09 November 2025, 16:11

Landkreise Freising und Landshut bilden sich gegen Obdachlosigkeit weiter – mit klarem Aktionsplan

Heime mit Säulen und Räumen, umgeben von einer Grasfläche.

Landkreise Freising und Landshut bilden sich gegen Obdachlosigkeit weiter – mit klarem Aktionsplan

Vertreter der Landkreise Freising und Landshut trafen sich kürzlich zu einer gemeinsamen Weiterbildung zum Thema „Obdachlosigkeit in den Kommunen“. Die im Oktober 2025 abgehaltene Veranstaltung sollte den Teilnehmenden das nötige Wissen und die Werkzeuge an die Hand geben, um Obdachlosigkeit wirksam zu bekämpfen.

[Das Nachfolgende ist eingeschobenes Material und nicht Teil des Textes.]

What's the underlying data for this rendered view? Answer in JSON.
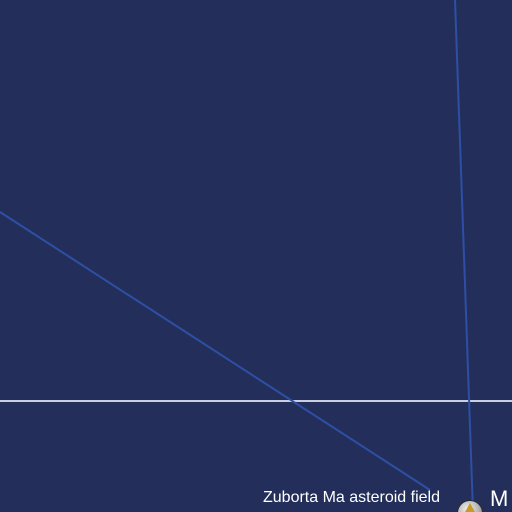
{
  "map": {
    "background_color": "#232f5a",
    "route_color": "#2d4fa5",
    "divider_color": "#c9cfe0",
    "locations": [
      {
        "label": "Zuborta Ma asteroid field",
        "icon": "asteroid-field-icon"
      },
      {
        "label": "M",
        "icon": "location-label-icon"
      }
    ]
  }
}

Das Training umfasste ein breites Themenspektrum – von der Erstkontaktaufnahme mit obdachlosen Menschen über kommunale Verantwortlichkeiten und Unterbringungslösungen bis hin zu Wiedereingliederungsverfahren und Kostenerstattungen. Landrat Helmut Petz betonte die Bedeutung frühzeitiger Interventionen und einer engen Zusammenarbeit mit sozialen Wohlfahrtseinrichtungen.

Als Hauptredner trat Dr. Eugen Ehmann auf, Jurist und ehemaliger Regierungspräsident von Unterfranken. Im Mittelpunkt der Veranstaltung stand ein Fragenkatalog, den die Arbeitsgruppe Wohnen auf Basis realer kommunaler Herausforderungen erarbeitet hatte. Ziel war es, den fachlichen Austausch zu fördern und die Unterstützung der Kommunen für von Obdachlosigkeit betroffene Menschen zu stärken.

In den Diskussionen ging es unter anderem um Zuständigkeitsfragen, Formen der behördenübergreifenden Zusammenarbeit, Gebührenstrukturen in Notunterkünften sowie die besondere Schutzbedürftigkeit obdachloser Kinder. Die Landkreise Freising und Landshut verpflichteten sich zu enger Abstimmung, Wissensaustausch und präventiven Maßnahmen in den Bereichen Wohnen und Obdachlosenhilfe.

Die Fortbildung endete mit dem gemeinsamen Bekenntnis beider Landkreise, Menschen davor zu bewahren, in akute Obdachlosigkeit abzurutschen. Durch Prävention und abgestimmte Prozesse wollen sie schnelle und wirksame Hilfe leisten – damit niemand ohne Unterstützung bleibt.